I was talking to my husband a few days ago on learning to forgive. We have been on both ends of the forgiveness scale, needing to seek forgiveness from somebody and needing to give forgiveness to someone. It is not an easy part of life. As a Christian though, it is a necessary one. The Bible tells us to forgive just as God forgives us. As we talked about what it takes to forgive someone, God gave me some perspective.

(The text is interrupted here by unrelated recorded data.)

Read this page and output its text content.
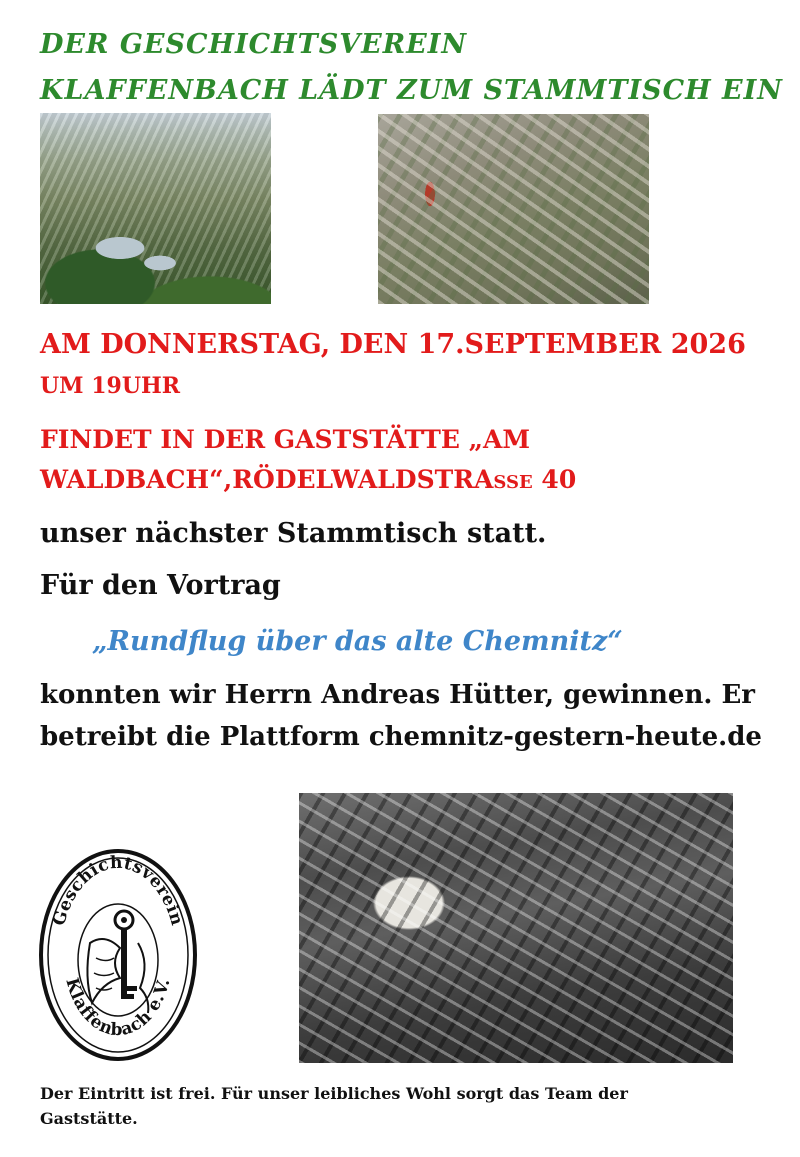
DER GESCHICHTSVEREIN
KLAFFENBACH LÄDT ZUM STAMMTISCH EIN
AM DONNERSTAG, DEN 17.SEPTEMBER 2026
UM 19UHR
FINDET IN DER GASTSTÄTTE „AM
WALDBACH“,RÖDELWALDSTRAße 40
unser nächster Stammtisch statt.
Für den Vortrag
„Rundflug über das alte Chemnitz“
konnten wir Herrn Andreas Hütter, gewinnen. Er
betreibt die Plattform chemnitz-gestern-heute.de
Geschichtsverein
Klaffenbach e.V.
Der Eintritt ist frei. Für unser leibliches Wohl sorgt das Team der
Gaststätte.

Instead of forgiving that person, describe the punishment that would be enough for them to redeem themselves. What punishment would be enough? I thought about this for awhile and thought of some of the things that had caused hurt in my life lately. We were hosting our lifegroup Sunday evening and it ended up being cancelled but nobody remembered to let us know. This caused me some hurt and the feeling of rejection. It made me sad and a little bit angry that our friends didn’t take the time to send a text or drop by. Worse, we had to go tell our boys that their friends weren’t coming that night. This example is a very small scale in comparison to some hurts that people have faced but I just wanted to give an example. So what would be an acceptable punishment for my friends to have that would justify my hurt?

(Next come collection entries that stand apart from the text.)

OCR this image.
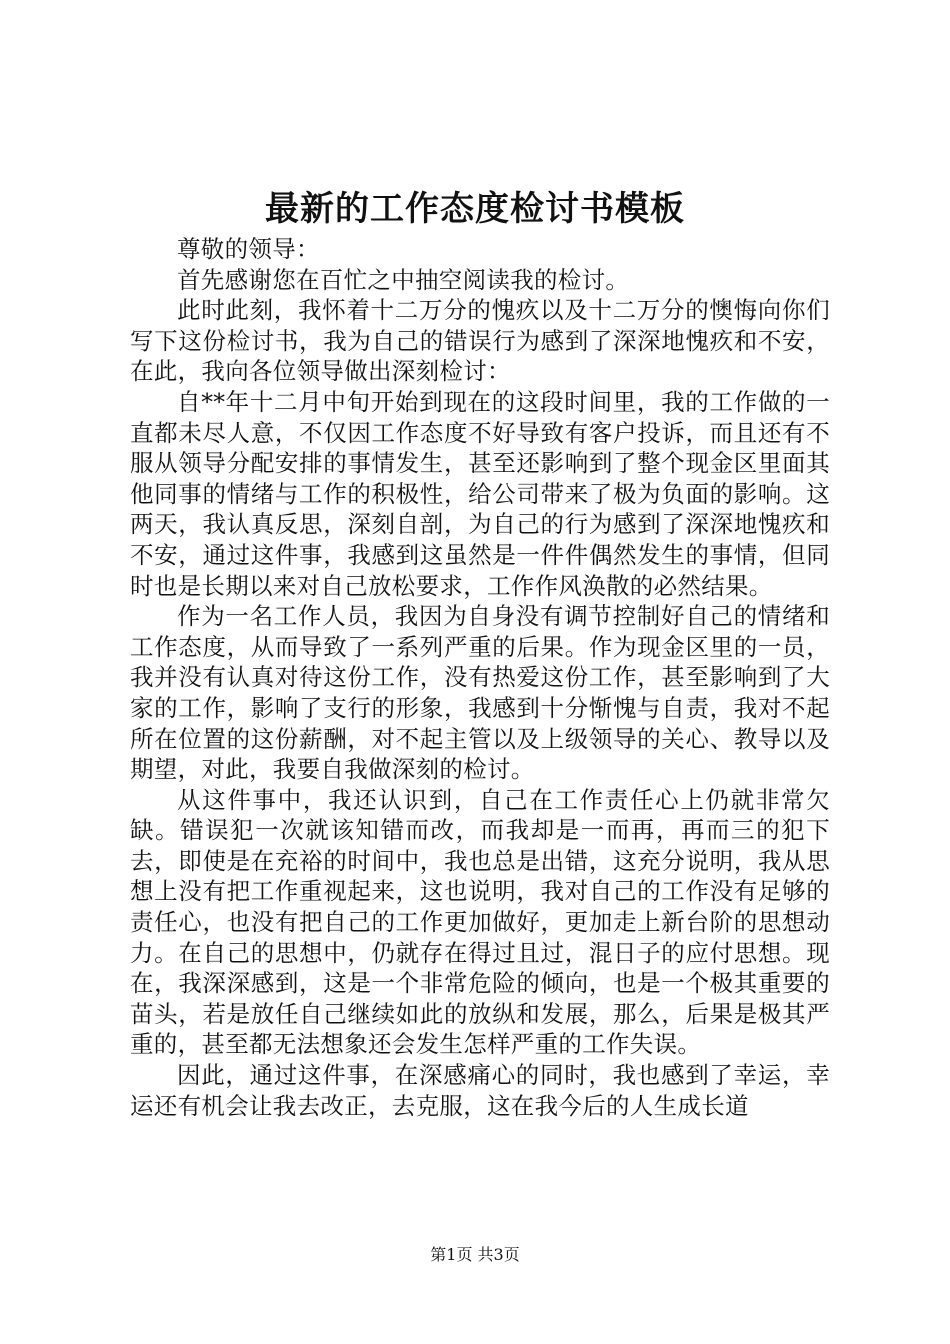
最新的工作态度检讨书模板

尊敬的领导：

首先感谢您在百忙之中抽空阅读我的检讨。

此时此刻，我怀着十二万分的愧疚以及十二万分的懊悔向你们写下这份检讨书，我为自己的错误行为感到了深深地愧疚和不安，在此，我向各位领导做出深刻检讨：

自**年十二月中旬开始到现在的这段时间里，我的工作做的一直都未尽人意，不仅因工作态度不好导致有客户投诉，而且还有不服从领导分配安排的事情发生，甚至还影响到了整个现金区里面其他同事的情绪与工作的积极性，给公司带来了极为负面的影响。这两天，我认真反思，深刻自剖，为自己的行为感到了深深地愧疚和不安，通过这件事，我感到这虽然是一件件偶然发生的事情，但同时也是长期以来对自己放松要求，工作作风涣散的必然结果。

作为一名工作人员，我因为自身没有调节控制好自己的情绪和工作态度，从而导致了一系列严重的后果。作为现金区里的一员，我并没有认真对待这份工作，没有热爱这份工作，甚至影响到了大家的工作，影响了支行的形象，我感到十分惭愧与自责，我对不起所在位置的这份薪酬，对不起主管以及上级领导的关心、教导以及期望，对此，我要自我做深刻的检讨。

从这件事中，我还认识到，自己在工作责任心上仍就非常欠缺。错误犯一次就该知错而改，而我却是一而再，再而三的犯下去，即使是在充裕的时间中，我也总是出错，这充分说明，我从思想上没有把工作重视起来，这也说明，我对自己的工作没有足够的责任心，也没有把自己的工作更加做好，更加走上新台阶的思想动力。在自己的思想中，仍就存在得过且过，混日子的应付思想。现在，我深深感到，这是一个非常危险的倾向，也是一个极其重要的苗头，若是放任自己继续如此的放纵和发展，那么，后果是极其严重的，甚至都无法想象还会发生怎样严重的工作失误。

因此，通过这件事，在深感痛心的同时，我也感到了幸运，幸运还有机会让我去改正，去克服，这在我今后的人生成长道

第1页 共3页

When I started thinking about forgiveness in that sense I realized that I didn’t want to hurt someone else just because I had been hurt. I didn’t want to cause pain even though someone caused me pain. I also didn’t want to carry that hurt with me because that burden will increase in weight daily. The enemy loves when we carry our hurt around.
Forgiveness isn’t dependent on someone else, it is a matter of your heart. I think that is why God can forgive us, because His heart is most pure. He doesn’t want us to suffer so instead He suffered for us so that we may not. Even though we deserved that pain and we deserved a consequence far beyond what we will ever see Jesus loves us enough to forgive us.
Don’t let forgiveness be dependent on another’s actions, let Jesus work in your heart.
Have a blessed weekend everyone! I pray that you live boldly for Jesus!